I started out with one cart, lt cyan. Again, it worked perfectly. A week or two later the oem carts were running down so I replaced all four on the right side of the printhead. It started up fine, but a day or two later a nozzle check showed problems. All four carts on the right had drained out. Strangely, the lt cyan on the left was fine. I came to the forum and read that I should clean. Perhaps the right capping station was causing all the ink to drain out. I followed all the cleaning steps: capping stations, wiper, points, underneath the printhead, etc. and refilled the carts again. One day later, all four carts on the right had drained or mostly drained, as well as one on the left. Good ol’ lt cyan was still hanging strong.
This is disappointing. Burning through the new ink, without even making prints. What’s wrong?

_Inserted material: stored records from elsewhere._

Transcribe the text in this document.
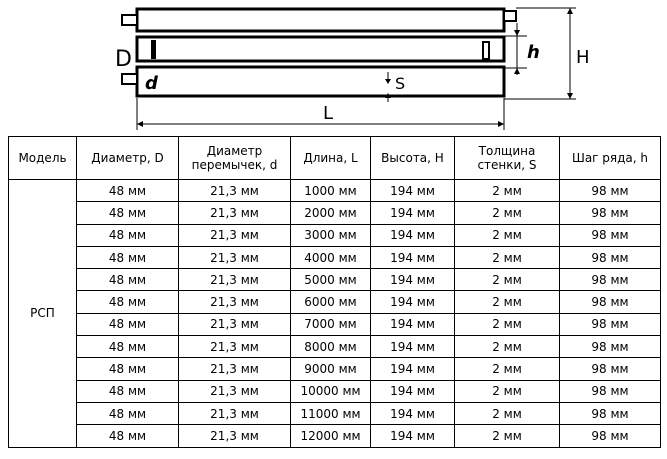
D
d	S
h H
L
Модель	Диаметр, D	Диаметр перемычек, d	Длина, L	Высота, H	Толщина стенки, S	Шаг ряда, h
РСП	48 мм	21,3 мм	1000 мм	194 мм	2 мм	98 мм
	48 мм	21,3 мм	2000 мм	194 мм	2 мм	98 мм
	48 мм	21,3 мм	3000 мм	194 мм	2 мм	98 мм
	48 мм	21,3 мм	4000 мм	194 мм	2 мм	98 мм
	48 мм	21,3 мм	5000 мм	194 мм	2 мм	98 мм
	48 мм	21,3 мм	6000 мм	194 мм	2 мм	98 мм
	48 мм	21,3 мм	7000 мм	194 мм	2 мм	98 мм
	48 мм	21,3 мм	8000 мм	194 мм	2 мм	98 мм
	48 мм	21,3 мм	9000 мм	194 мм	2 мм	98 мм
	48 мм	21,3 мм	10000 мм	194 мм	2 мм	98 мм
	48 мм	21,3 мм	11000 мм	194 мм	2 мм	98 мм
	48 мм	21,3 мм	12000 мм	194 мм	2 мм	98 мм
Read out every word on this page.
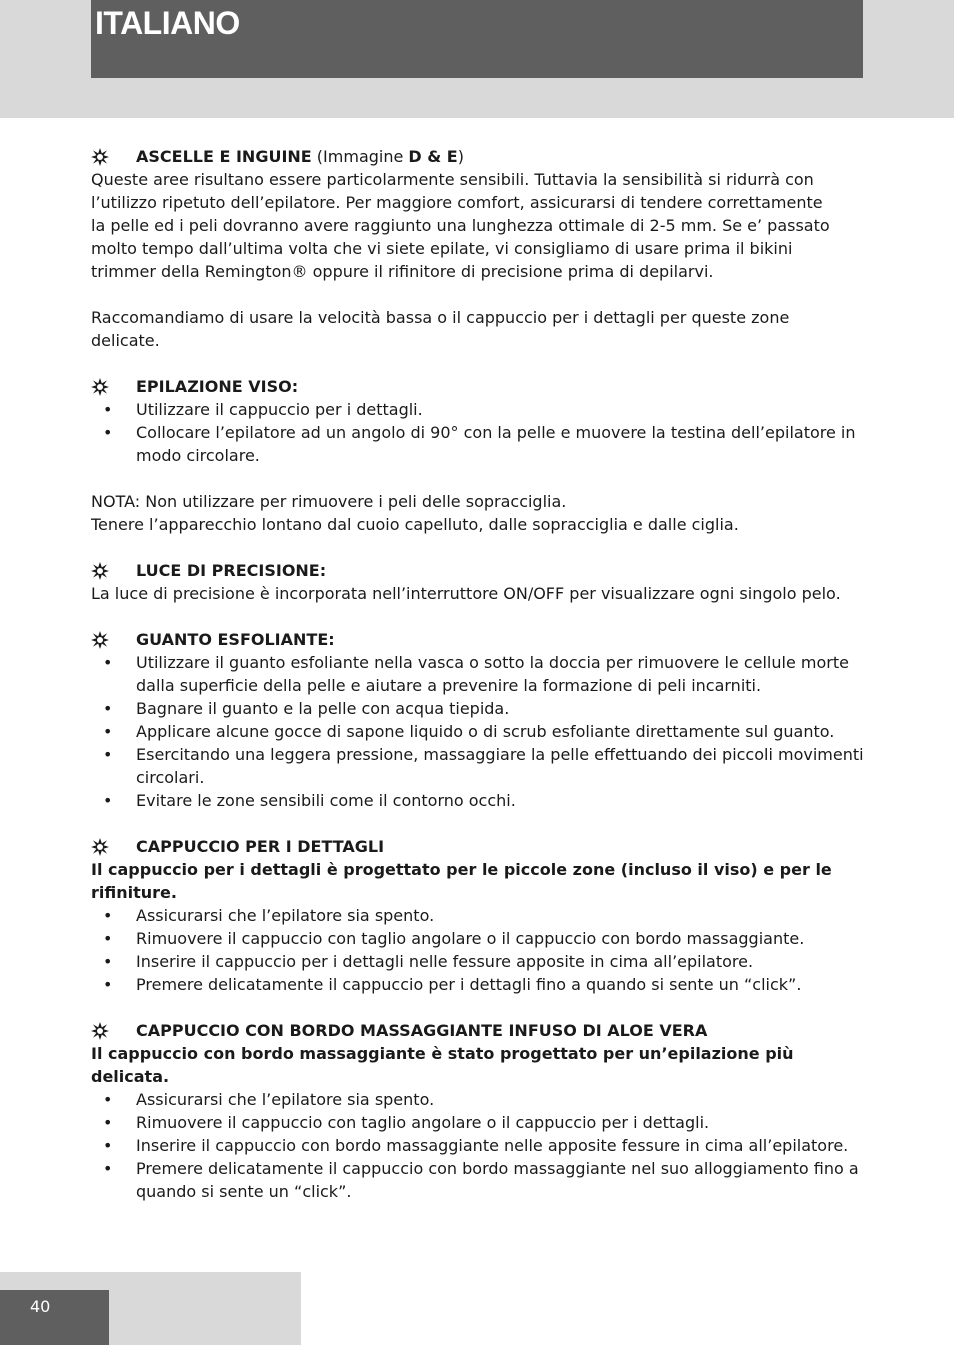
ITALIANO
ASCELLE E INGUINE (Immagine D & E)

Queste aree risultano essere particolarmente sensibili. Tuttavia la sensibilità si ridurrà con

l’utilizzo ripetuto dell’epilatore. Per maggiore comfort, assicurarsi di tendere correttamente

la pelle ed i peli dovranno avere raggiunto una lunghezza ottimale di 2-5 mm. Se e’ passato

molto tempo dall’ultima volta che vi siete epilate, vi consigliamo di usare prima il bikini

trimmer della Remington® oppure il rifinitore di precisione prima di depilarvi.

Raccomandiamo di usare la velocità bassa o il cappuccio per i dettagli per queste zone

delicate.

EPILAZIONE VISO:
• Utilizzare il cappuccio per i dettagli.
• Collocare l’epilatore ad un angolo di 90° con la pelle e muovere la testina dell’epilatore in modo circolare.

NOTA: Non utilizzare per rimuovere i peli delle sopracciglia.

Tenere l’apparecchio lontano dal cuoio capelluto, dalle sopracciglia e dalle ciglia.

LUCE DI PRECISIONE:

La luce di precisione è incorporata nell’interruttore ON/OFF per visualizzare ogni singolo pelo.

GUANTO ESFOLIANTE:
• Utilizzare il guanto esfoliante nella vasca o sotto la doccia per rimuovere le cellule morte dalla superficie della pelle e aiutare a prevenire la formazione di peli incarniti.
• Bagnare il guanto e la pelle con acqua tiepida.
• Applicare alcune gocce di sapone liquido o di scrub esfoliante direttamente sul guanto.
• Esercitando una leggera pressione, massaggiare la pelle effettuando dei piccoli movimenti circolari.
• Evitare le zone sensibili come il contorno occhi.
CAPPUCCIO PER I DETTAGLI

Il cappuccio per i dettagli è progettato per le piccole zone (incluso il viso) e per le rifiniture.

• Assicurarsi che l’epilatore sia spento.
• Rimuovere il cappuccio con taglio angolare o il cappuccio con bordo massaggiante.
• Inserire il cappuccio per i dettagli nelle fessure apposite in cima all’epilatore.
• Premere delicatamente il cappuccio per i dettagli fino a quando si sente un “click”.
CAPPUCCIO CON BORDO MASSAGGIANTE INFUSO DI ALOE VERA

Il cappuccio con bordo massaggiante è stato progettato per un’epilazione più delicata.

• Assicurarsi che l’epilatore sia spento.
• Rimuovere il cappuccio con taglio angolare o il cappuccio per i dettagli.
• Inserire il cappuccio con bordo massaggiante nelle apposite fessure in cima all’epilatore.
• Premere delicatamente il cappuccio con bordo massaggiante nel suo alloggiamento fino a quando si sente un “click”.
40
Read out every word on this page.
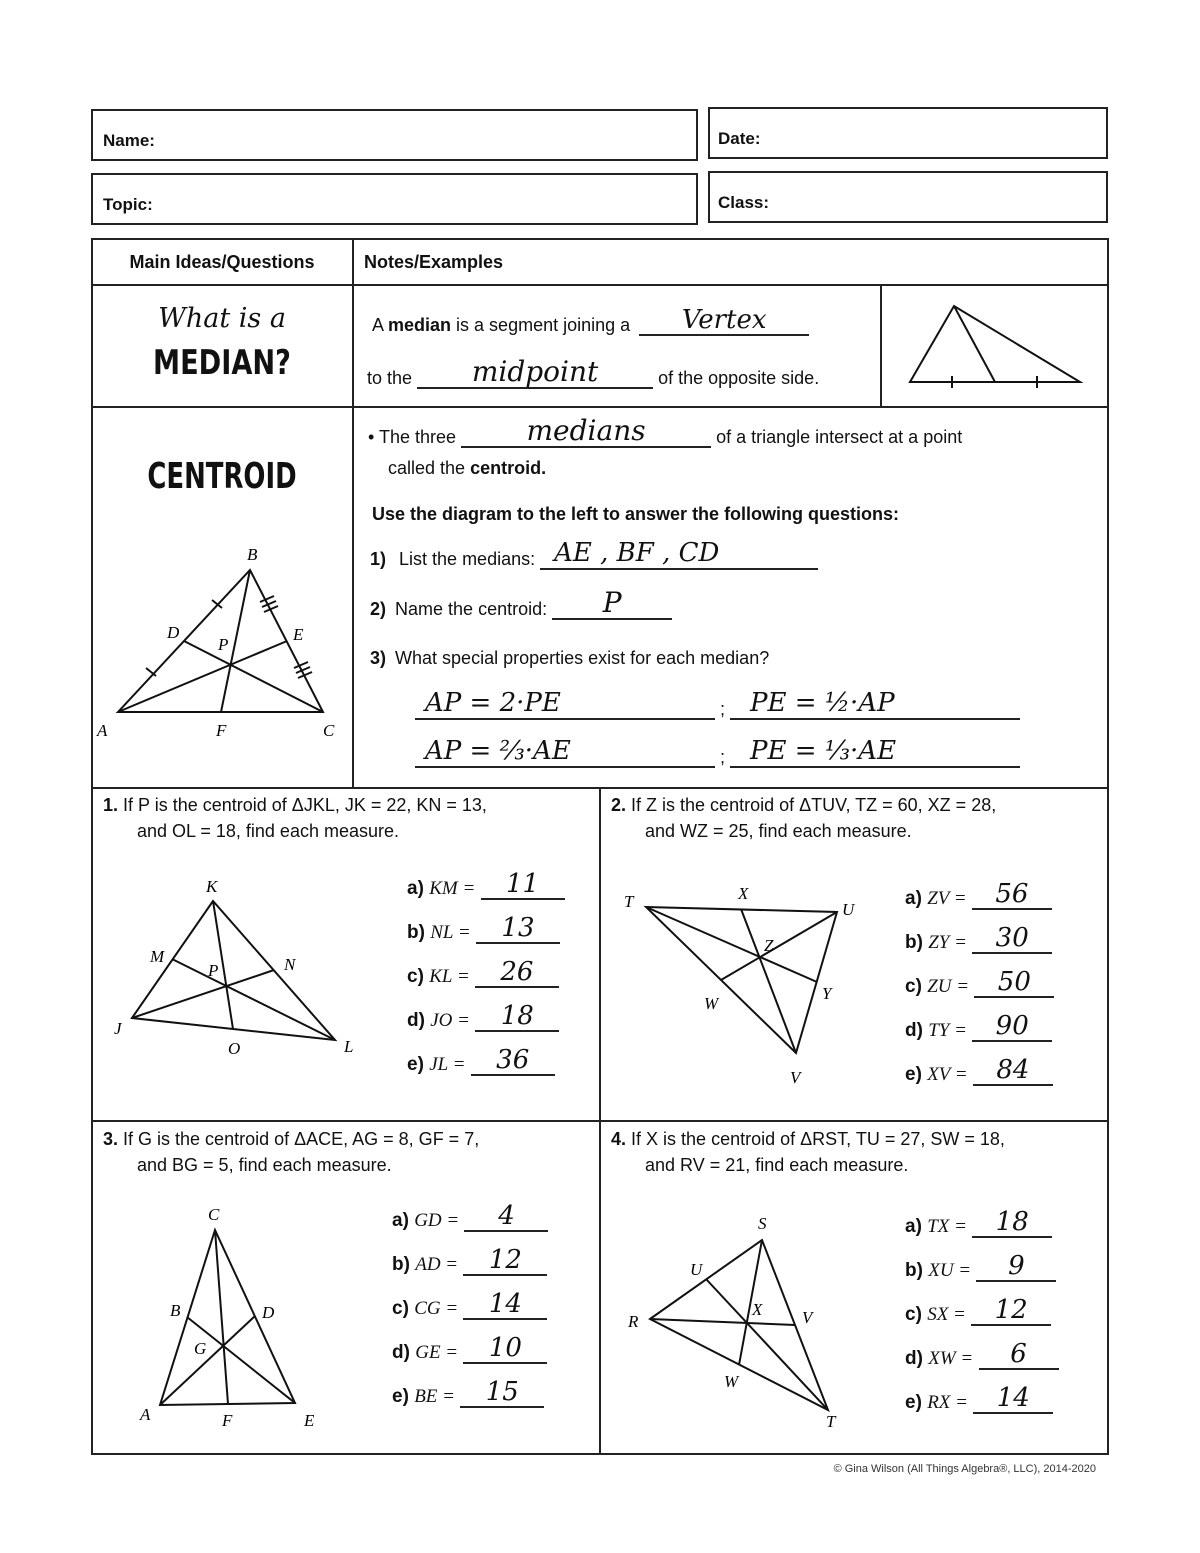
Name:	Date:
Topic:	Class:
Main Ideas/Questions	Notes/Examples
What is a
MEDIAN?
A median is a segment joining a Vertex
to the midpoint	of the opposite side.
CENTROID
B
D
P
E
A	F	C
• The three	medians	of a triangle intersect at a point
called the centroid.
Use the diagram to the left to answer the following questions:
1) List the medians: AE , BF , CD
2) Name the centroid: P
3) What special properties exist for each median?
AP = 2·PE	; PE = ½·AP
AP = ⅔·AE	; PE = ⅓·AE
1. If P is the centroid of ΔJKL, JK = 22, KN = 13,
and OL = 18, find each measure.
K
M	N
P
J
O	L
a) KM = 11
b) NL = 13
c) KL = 26
d) JO = 18
e) JL = 36
2. If Z is the centroid of ΔTUV, TZ = 60, XZ = 28,
and WZ = 25, find each measure.
T	X
U
Z
W
Y
V
a) ZV = 56
b) ZY = 30
c) ZU = 50
d) TY = 90
e) XV = 84
3. If G is the centroid of ΔACE, AG = 8, GF = 7,
and BG = 5, find each measure.
C
B	D
G
A	F	E
a) GD = 4
b) AD = 12
c) CG = 14
d) GE = 10
e) BE = 15
4. If X is the centroid of ΔRST, TU = 27, SW = 18,
and RV = 21, find each measure.
S
U
R
X V
W
T
a) TX = 18
b) XU = 9
c) SX = 12
d) XW = 6
e) RX = 14
© Gina Wilson (All Things Algebra®, LLC), 2014-2020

We haven’t seen one of these ‘what’s wrong with my R2400?’ posts for a while, but if you search the forum you will see that there are quite a few people who have had problems getting this particular printer to work with refillables. Opinion varies as to why. Even a lightly used printer is now about 10 years old, although my opinion FWIW is that the cartridge design is an older one and the cartridge makers never really sorted out reliable cartridges for this printer.
Quick fix, tape over the vent-hole on the cartridge and take a very fine needle and poke a hole in the tape.
This equalizes the gravity pressure properly. We have re-designed these carts from scratch recently with proper flow control and they should be in stock soon (we are waiting on shipment to our warehouse). Up to this point (industry-wide) we have been forced to use an out-dated design for small-format cartridges due to patent issues (we can’t replicate the Epson flow control exactly). These older-style carts work on most printers, but on some they drain easily due to small differences in the head and cleaning pad. We will send an email out when the new flow-controlled carts are in stock, but for now simply do the procedure above.
How much faith do you have in the workaround? I’m hesitant to waste all the remaining ink. Also, does the warranty extend until the new carts are delivered?
I have a LOT of faith. It’s worked many times in the past. Ink flow happens differently from printer to printer (it’s also based on printer age). Sometimes it happens because a customer tried to prime their carts (these carts will drain ink if a priming tip was jammed in there) or if a printer is slightly out of spec. The design tolerance on the small format manifolds are much looser than the pro-series printers (3880s on up).